The bearded and splendidly mustachioed Chris O’Shea, CEO of Centrica, has been a busy bee this morning with a timely warning to UK consumers that energy bills are likely to stay high for the foreseeable future. Not as high as they might have been in the immediate aftermath of Russia’s invasion of Ukraine but high enough. And he’s right: the gas price today is around 80p/therm which is double the long-term average of 40p/therm. Although it’s reasonable to expect the spot price to fall during the summer, forward prices into winter 2023/24 are currently 138p/therm. This is on low volumes of trading so the price may well come down but, of course, what can go down can also go up.
O’Shea is not wringing his hands about this. Centrica has, as this column recommended a long time ago, begun the process of increasing gas storage at its Rough field in the North Sea but needs a substantial subsidy from the UK government if gas storage is to be extended from 12 days currently to a more prudent 27 days. As Centrica’s press release put it, they’ll use the field for gas storage first but then, as we wean ourselves off gas, they “stand ready to invest £2 billion to repurpose the Rough field into the world’s biggest methane and hydrogen storage facility… but to do this we need the right regulatory support framework.” In other words: to reach your Net Zero target, you need to show us the money.
So, unsurprisingly, we have yet another supplicant for the government to handle but it’s curious that O’Shea and Centrica don’t follow up their own logic by making the point that ongoing gas exploration and production from UK fields is what makes gas storage viable. As we know, the UK’s access to its own gas resources means that gas storage is a lot less necessary here than in France, Germany or the Baltic states but we still need the production to make sure this is the case. Furthermore, the simple knowledge that the UK has a month’s worth of storage that it’s bought cheaply would act as a drag on gas prices in itself.

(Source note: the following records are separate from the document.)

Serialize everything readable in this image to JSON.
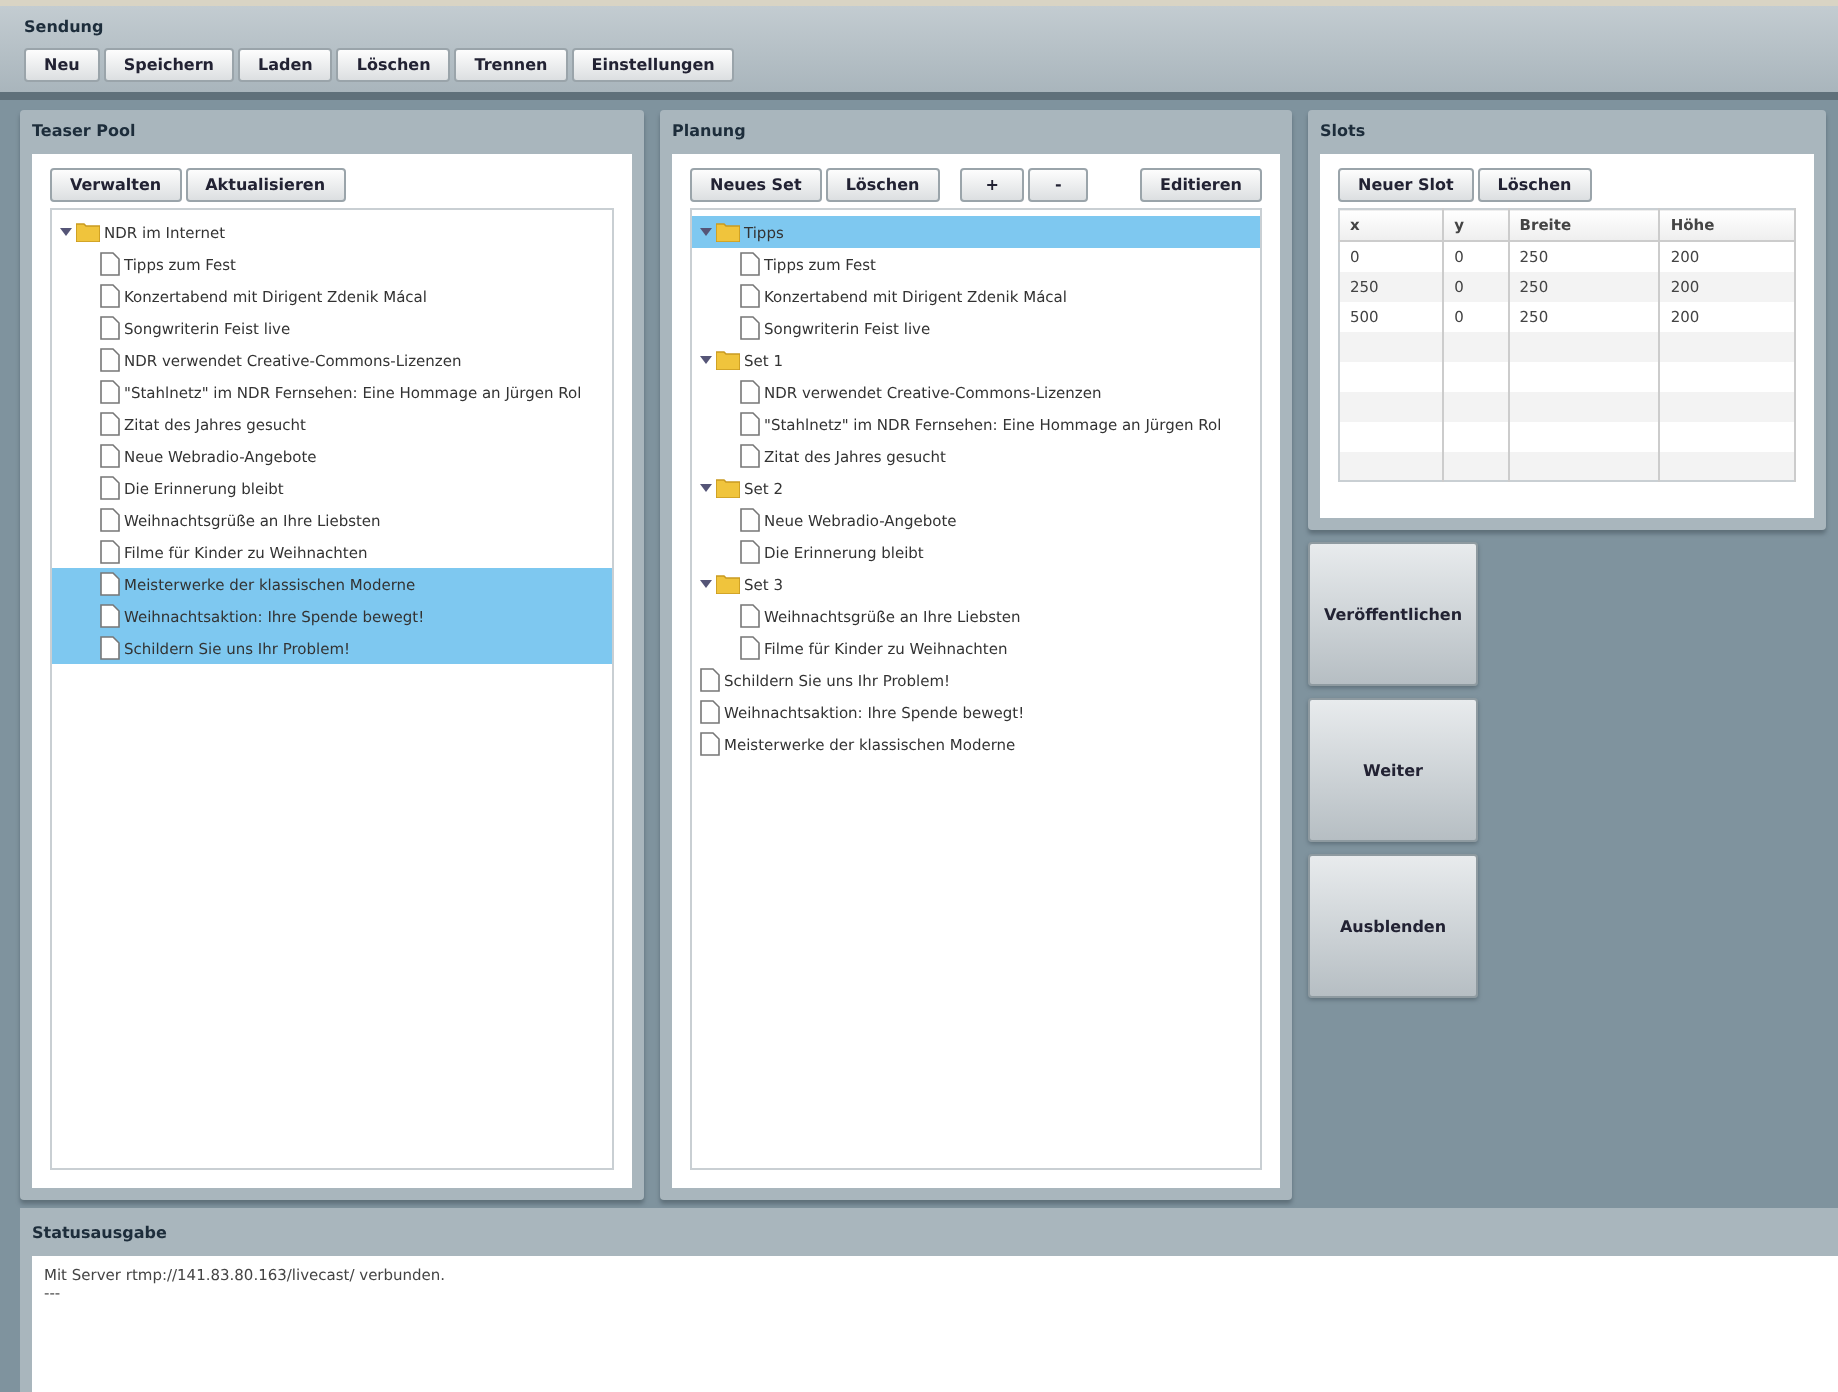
{
  "sendung": {
    "title": "Sendung",
    "buttons": [
      "Neu",
      "Speichern",
      "Laden",
      "Löschen",
      "Trennen",
      "Einstellungen"
    ]
  },
  "teaser_pool": {
    "title": "Teaser Pool",
    "buttons": [
      "Verwalten",
      "Aktualisieren"
    ],
    "tree": [
      {
        "kind": "folder",
        "label": "NDR im Internet",
        "expanded": true,
        "selected": false,
        "children": [
          {
            "kind": "doc",
            "label": "Tipps zum Fest",
            "selected": false
          },
          {
            "kind": "doc",
            "label": "Konzertabend mit Dirigent Zdenik Mácal",
            "selected": false
          },
          {
            "kind": "doc",
            "label": "Songwriterin Feist live",
            "selected": false
          },
          {
            "kind": "doc",
            "label": "NDR verwendet Creative-Commons-Lizenzen",
            "selected": false
          },
          {
            "kind": "doc",
            "label": "\"Stahlnetz\" im NDR Fernsehen: Eine Hommage an Jürgen Rol",
            "selected": false
          },
          {
            "kind": "doc",
            "label": "Zitat des Jahres gesucht",
            "selected": false
          },
          {
            "kind": "doc",
            "label": "Neue Webradio-Angebote",
            "selected": false
          },
          {
            "kind": "doc",
            "label": "Die Erinnerung bleibt",
            "selected": false
          },
          {
            "kind": "doc",
            "label": "Weihnachtsgrüße an Ihre Liebsten",
            "selected": false
          },
          {
            "kind": "doc",
            "label": "Filme für Kinder zu Weihnachten",
            "selected": false
          },
          {
            "kind": "doc",
            "label": "Meisterwerke der klassischen Moderne",
            "selected": true
          },
          {
            "kind": "doc",
            "label": "Weihnachtsaktion: Ihre Spende bewegt!",
            "selected": true
          },
          {
            "kind": "doc",
            "label": "Schildern Sie uns Ihr Problem!",
            "selected": true
          }
        ]
      }
    ]
  },
  "planning": {
    "title": "Planung",
    "buttons": [
      "Neues Set",
      "Löschen"
    ],
    "step_buttons": [
      "+",
      "-"
    ],
    "edit_button": "Editieren",
    "tree": [
      {
        "kind": "folder",
        "label": "Tipps",
        "expanded": true,
        "selected": true,
        "children": [
          {
            "kind": "doc",
            "label": "Tipps zum Fest",
            "selected": false
          },
          {
            "kind": "doc",
            "label": "Konzertabend mit Dirigent Zdenik Mácal",
            "selected": false
          },
          {
            "kind": "doc",
            "label": "Songwriterin Feist live",
            "selected": false
          }
        ]
      },
      {
        "kind": "folder",
        "label": "Set 1",
        "expanded": true,
        "selected": false,
        "children": [
          {
            "kind": "doc",
            "label": "NDR verwendet Creative-Commons-Lizenzen",
            "selected": false
          },
          {
            "kind": "doc",
            "label": "\"Stahlnetz\" im NDR Fernsehen: Eine Hommage an Jürgen Rol",
            "selected": false
          },
          {
            "kind": "doc",
            "label": "Zitat des Jahres gesucht",
            "selected": false
          }
        ]
      },
      {
        "kind": "folder",
        "label": "Set 2",
        "expanded": true,
        "selected": false,
        "children": [
          {
            "kind": "doc",
            "label": "Neue Webradio-Angebote",
            "selected": false
          },
          {
            "kind": "doc",
            "label": "Die Erinnerung bleibt",
            "selected": false
          }
        ]
      },
      {
        "kind": "folder",
        "label": "Set 3",
        "expanded": true,
        "selected": false,
        "children": [
          {
            "kind": "doc",
            "label": "Weihnachtsgrüße an Ihre Liebsten",
            "selected": false
          },
          {
            "kind": "doc",
            "label": "Filme für Kinder zu Weihnachten",
            "selected": false
          }
        ]
      },
      {
        "kind": "doc",
        "label": "Schildern Sie uns Ihr Problem!",
        "selected": false
      },
      {
        "kind": "doc",
        "label": "Weihnachtsaktion: Ihre Spende bewegt!",
        "selected": false
      },
      {
        "kind": "doc",
        "label": "Meisterwerke der klassischen Moderne",
        "selected": false
      }
    ]
  },
  "slots": {
    "title": "Slots",
    "buttons": [
      "Neuer Slot",
      "Löschen"
    ],
    "table": {
      "columns": [
        "x",
        "y",
        "Breite",
        "Höhe"
      ],
      "rows": [
        [
          "0",
          "0",
          "250",
          "200"
        ],
        [
          "250",
          "0",
          "250",
          "200"
        ],
        [
          "500",
          "0",
          "250",
          "200"
        ]
      ]
    }
  },
  "actions": [
    "Veröffentlichen",
    "Weiter",
    "Ausblenden"
  ],
  "status": {
    "title": "Statusausgabe",
    "lines": [
      "Mit Server rtmp://141.83.80.163/livecast/ verbunden.",
      "---"
    ]
  }
}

Perhaps Centrica’s reluctance to criticise – even obliquely – the Labour Party’s policy around oil and gas exploration in the UK explains why O’Shea hasn’t confined himself just to gas markets this morning: he made a plea for a social tariff so that poorer consumers’ bills were protected but not richer consumers. Let’s call this the free school meals problem – that the energy cap creates a situation where the better off get the same benefit as lower income households. This is a tad more complicated from O’Shea: why should he or Centrica care who gets the benefit from the government funded energy cap? Centrica gets its money whether it’s from the consumer or from the government. Tails they win. Heads you lose.
But also, if gas prices get to 600p/therm, as happened last summer, this makes everyone a lot poorer. If higher-rate taxpayers get no benefit from paying tax, they may begin to wonder why they bother paying tax at all and all the progressive beard and moustache wax in the world won’t make that problem go away.